10.07.2015 B: Arbeitsrecht Papadopoulou: Beitrag B9-2015

Kann Adipositas eine Behinderung darstellen? – Anmerkung zu EuGH, Urteil v. 18.12.2014 – C 354/13

Die Autorin bespricht in ihrem Beitrag eine Entscheidung des Europäischen Gerichtshofs (EuGH) vom 18.12.2014. Der EuGH hatte dabei die Frage zu klären, ob Adipositas unter Umständen eine Behinderung im Sinne des Unionsrechts darstellen kann. Geklagt hatte ein dänischer Arbeitnehmer bzw. die für ihn handelnde Gewerkschaft, da dieser sich im Rahmen seiner Entlassung wegen seines starken Übergewichts diskriminiert fühlte.

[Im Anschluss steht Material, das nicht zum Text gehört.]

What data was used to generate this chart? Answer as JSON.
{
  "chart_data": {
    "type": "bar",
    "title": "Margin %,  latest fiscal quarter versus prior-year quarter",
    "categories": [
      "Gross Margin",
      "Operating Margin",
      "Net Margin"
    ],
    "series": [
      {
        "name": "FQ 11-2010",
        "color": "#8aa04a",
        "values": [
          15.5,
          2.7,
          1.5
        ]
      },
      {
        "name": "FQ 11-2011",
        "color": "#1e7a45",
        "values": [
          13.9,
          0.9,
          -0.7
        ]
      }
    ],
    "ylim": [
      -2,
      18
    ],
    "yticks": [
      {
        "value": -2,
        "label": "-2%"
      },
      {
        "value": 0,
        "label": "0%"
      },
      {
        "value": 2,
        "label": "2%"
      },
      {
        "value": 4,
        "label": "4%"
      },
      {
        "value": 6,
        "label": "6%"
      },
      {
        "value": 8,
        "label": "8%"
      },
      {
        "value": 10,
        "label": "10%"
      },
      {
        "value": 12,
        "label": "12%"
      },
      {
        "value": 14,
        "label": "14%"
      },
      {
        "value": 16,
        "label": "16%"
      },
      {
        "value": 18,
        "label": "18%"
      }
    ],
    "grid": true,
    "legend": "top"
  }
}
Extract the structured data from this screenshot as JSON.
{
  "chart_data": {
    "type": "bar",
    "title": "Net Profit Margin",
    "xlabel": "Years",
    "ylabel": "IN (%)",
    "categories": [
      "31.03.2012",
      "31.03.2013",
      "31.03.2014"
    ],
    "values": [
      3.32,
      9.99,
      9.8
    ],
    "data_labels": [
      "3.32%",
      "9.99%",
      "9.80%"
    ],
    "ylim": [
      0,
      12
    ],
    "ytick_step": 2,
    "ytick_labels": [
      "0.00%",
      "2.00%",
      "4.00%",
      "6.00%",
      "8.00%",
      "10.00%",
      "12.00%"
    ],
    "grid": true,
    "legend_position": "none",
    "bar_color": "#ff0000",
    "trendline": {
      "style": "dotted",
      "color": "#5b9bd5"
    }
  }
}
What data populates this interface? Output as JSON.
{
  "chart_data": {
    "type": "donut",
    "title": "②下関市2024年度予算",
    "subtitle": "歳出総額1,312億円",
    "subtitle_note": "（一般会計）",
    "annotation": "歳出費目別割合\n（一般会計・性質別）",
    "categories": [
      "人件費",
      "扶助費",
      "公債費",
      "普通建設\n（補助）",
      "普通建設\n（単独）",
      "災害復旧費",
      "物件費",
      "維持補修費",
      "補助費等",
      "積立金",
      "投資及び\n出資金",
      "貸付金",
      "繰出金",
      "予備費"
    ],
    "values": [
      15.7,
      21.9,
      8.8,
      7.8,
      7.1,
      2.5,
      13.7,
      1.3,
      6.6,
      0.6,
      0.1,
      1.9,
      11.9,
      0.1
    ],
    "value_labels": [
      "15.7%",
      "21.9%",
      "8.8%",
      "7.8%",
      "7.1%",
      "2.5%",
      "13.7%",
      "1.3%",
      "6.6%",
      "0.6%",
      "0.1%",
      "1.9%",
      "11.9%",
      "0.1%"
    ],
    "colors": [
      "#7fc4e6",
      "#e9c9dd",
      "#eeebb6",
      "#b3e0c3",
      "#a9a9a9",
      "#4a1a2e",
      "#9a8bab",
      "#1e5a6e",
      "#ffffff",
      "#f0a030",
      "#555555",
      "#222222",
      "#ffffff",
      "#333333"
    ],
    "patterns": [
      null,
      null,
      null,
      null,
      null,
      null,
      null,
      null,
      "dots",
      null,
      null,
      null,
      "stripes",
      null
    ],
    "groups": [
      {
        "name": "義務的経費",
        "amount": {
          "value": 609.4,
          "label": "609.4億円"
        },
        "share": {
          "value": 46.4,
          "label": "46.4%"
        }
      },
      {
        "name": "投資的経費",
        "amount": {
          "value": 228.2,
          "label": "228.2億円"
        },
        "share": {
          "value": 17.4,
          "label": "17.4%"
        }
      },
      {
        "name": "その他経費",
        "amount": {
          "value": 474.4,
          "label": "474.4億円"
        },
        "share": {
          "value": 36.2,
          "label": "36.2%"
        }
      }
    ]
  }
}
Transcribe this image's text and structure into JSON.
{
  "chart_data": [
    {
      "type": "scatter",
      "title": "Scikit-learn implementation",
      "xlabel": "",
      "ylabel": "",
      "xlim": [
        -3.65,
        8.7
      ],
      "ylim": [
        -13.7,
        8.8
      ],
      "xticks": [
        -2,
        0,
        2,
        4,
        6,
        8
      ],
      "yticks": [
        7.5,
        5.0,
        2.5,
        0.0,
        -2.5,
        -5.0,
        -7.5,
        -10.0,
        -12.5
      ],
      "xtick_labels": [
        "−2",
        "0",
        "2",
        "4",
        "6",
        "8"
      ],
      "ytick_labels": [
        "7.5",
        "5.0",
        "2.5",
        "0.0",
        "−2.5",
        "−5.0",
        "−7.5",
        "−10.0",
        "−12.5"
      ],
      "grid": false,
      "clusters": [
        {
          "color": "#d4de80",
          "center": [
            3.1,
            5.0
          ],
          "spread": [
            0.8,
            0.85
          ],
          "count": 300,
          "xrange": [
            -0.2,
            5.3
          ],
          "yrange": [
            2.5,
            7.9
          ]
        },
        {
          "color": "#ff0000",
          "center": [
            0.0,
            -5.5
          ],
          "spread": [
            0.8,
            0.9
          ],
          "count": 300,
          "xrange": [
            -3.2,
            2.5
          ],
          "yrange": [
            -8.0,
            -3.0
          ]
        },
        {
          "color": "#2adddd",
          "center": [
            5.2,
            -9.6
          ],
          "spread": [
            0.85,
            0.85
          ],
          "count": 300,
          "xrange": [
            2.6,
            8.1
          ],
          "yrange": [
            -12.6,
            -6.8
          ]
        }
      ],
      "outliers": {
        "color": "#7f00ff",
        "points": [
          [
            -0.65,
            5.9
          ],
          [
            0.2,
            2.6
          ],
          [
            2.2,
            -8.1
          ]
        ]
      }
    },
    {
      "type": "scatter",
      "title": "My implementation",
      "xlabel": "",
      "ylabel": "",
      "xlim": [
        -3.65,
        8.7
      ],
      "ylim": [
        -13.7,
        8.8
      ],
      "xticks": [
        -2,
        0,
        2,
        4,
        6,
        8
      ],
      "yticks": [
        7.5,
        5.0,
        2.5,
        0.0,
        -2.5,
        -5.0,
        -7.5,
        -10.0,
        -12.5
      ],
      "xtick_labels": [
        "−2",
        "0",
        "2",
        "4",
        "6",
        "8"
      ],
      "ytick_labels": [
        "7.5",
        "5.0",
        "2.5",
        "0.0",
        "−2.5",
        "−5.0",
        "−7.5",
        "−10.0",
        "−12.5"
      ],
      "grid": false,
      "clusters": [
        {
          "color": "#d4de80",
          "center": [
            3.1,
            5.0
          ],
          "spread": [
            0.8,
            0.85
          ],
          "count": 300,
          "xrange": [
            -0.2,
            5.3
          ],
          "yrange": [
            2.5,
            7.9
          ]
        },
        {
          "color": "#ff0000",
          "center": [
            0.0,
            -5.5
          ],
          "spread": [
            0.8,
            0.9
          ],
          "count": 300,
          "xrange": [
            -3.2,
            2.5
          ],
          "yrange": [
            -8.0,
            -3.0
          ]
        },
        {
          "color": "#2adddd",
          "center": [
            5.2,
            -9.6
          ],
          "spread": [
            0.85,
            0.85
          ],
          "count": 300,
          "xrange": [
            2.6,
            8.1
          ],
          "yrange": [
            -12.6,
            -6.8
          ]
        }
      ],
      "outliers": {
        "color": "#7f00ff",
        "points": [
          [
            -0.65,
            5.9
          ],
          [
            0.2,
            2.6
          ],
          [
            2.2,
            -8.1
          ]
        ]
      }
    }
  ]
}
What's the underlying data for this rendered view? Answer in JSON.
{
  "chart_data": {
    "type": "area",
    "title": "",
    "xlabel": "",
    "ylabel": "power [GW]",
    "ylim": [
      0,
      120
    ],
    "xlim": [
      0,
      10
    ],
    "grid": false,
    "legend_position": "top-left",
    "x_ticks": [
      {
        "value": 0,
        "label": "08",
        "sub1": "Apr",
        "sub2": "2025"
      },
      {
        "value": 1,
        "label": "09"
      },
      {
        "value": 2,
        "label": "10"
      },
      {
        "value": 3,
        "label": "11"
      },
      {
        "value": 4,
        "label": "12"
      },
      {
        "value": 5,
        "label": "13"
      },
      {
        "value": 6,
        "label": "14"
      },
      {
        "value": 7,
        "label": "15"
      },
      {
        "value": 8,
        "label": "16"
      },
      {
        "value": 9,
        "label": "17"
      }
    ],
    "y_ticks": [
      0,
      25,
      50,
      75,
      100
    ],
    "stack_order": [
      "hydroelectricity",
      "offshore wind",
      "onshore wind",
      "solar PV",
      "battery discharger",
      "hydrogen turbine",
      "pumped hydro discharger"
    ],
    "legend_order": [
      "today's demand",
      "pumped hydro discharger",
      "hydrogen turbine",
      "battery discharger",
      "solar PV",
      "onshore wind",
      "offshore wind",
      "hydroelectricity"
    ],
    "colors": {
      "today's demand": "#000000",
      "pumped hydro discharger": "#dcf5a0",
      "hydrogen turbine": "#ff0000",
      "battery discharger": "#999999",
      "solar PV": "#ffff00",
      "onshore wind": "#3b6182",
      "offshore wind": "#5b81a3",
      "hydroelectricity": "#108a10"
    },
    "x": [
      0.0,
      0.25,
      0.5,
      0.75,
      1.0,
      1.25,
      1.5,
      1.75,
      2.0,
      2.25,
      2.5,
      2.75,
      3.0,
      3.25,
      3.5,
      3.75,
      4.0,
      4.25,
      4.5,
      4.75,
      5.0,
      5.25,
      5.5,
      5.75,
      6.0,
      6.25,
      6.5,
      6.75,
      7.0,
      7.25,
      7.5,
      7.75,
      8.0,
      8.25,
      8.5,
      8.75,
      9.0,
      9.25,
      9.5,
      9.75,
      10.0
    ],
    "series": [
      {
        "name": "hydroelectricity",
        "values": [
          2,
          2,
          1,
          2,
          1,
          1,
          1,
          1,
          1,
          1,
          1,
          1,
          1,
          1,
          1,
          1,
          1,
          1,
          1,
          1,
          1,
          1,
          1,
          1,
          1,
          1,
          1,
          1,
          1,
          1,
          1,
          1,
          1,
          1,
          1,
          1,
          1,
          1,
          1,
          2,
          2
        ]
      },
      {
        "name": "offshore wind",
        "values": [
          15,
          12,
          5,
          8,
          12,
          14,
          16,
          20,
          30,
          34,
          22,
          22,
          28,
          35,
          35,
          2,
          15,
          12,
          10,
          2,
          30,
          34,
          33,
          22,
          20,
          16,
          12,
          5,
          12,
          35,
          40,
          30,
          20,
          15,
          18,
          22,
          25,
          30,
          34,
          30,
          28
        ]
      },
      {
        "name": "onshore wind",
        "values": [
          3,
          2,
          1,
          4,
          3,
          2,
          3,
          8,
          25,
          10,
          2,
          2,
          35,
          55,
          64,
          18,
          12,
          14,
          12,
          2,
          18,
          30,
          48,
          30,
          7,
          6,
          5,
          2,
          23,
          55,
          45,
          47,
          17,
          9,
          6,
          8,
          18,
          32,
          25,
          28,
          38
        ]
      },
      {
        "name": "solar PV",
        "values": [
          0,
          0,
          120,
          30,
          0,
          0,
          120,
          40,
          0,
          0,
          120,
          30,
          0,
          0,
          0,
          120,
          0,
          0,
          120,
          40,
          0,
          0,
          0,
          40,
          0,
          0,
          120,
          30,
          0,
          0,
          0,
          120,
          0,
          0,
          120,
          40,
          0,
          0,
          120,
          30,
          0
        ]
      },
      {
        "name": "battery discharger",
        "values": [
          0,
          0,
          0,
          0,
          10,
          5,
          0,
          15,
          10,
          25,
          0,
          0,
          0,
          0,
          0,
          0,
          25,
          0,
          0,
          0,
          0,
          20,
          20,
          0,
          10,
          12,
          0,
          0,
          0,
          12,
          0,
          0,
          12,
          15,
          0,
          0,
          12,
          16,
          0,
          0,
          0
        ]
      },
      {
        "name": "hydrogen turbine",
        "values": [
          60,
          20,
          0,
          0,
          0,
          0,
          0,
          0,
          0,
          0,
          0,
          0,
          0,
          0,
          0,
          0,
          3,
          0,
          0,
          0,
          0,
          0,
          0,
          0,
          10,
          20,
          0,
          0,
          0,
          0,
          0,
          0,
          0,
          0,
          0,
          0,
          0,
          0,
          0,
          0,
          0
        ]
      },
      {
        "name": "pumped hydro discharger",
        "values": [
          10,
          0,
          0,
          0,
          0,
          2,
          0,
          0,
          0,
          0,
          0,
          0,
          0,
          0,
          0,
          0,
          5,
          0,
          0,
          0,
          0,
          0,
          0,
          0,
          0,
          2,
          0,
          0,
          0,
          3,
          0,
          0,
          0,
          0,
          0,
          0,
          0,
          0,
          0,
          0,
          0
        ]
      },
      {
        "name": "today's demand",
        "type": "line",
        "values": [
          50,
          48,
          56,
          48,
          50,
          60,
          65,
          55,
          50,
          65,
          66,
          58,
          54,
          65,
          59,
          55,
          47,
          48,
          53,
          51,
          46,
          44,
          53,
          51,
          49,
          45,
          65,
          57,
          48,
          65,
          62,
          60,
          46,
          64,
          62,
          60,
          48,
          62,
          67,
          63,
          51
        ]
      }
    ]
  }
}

Das dänische Gericht hatte die Frage, ob das Unionsrecht ein eigenständiges Verbot der Diskriminierung wegen Adipositas enthalte, dem EuGH vorgelegt.  

Dieser verneinte zwar ein allgemeines Diskriminierungsverbot wegen Adipositas, bestätigte aber, dass eine solche unter Umständen eine Behinderung darstellen kann. Dies gelte insbesondere dann, wenn sie eine Einschränkung mit sich bringe, die Beschäftigte an der vollen und wirksamen Teilhabe am Berufsleben hindern kann und von langer Dauer ist. Insoweit falle sie unter das Diskriminierungsverbot der Richtlinie 2000/78/EG.  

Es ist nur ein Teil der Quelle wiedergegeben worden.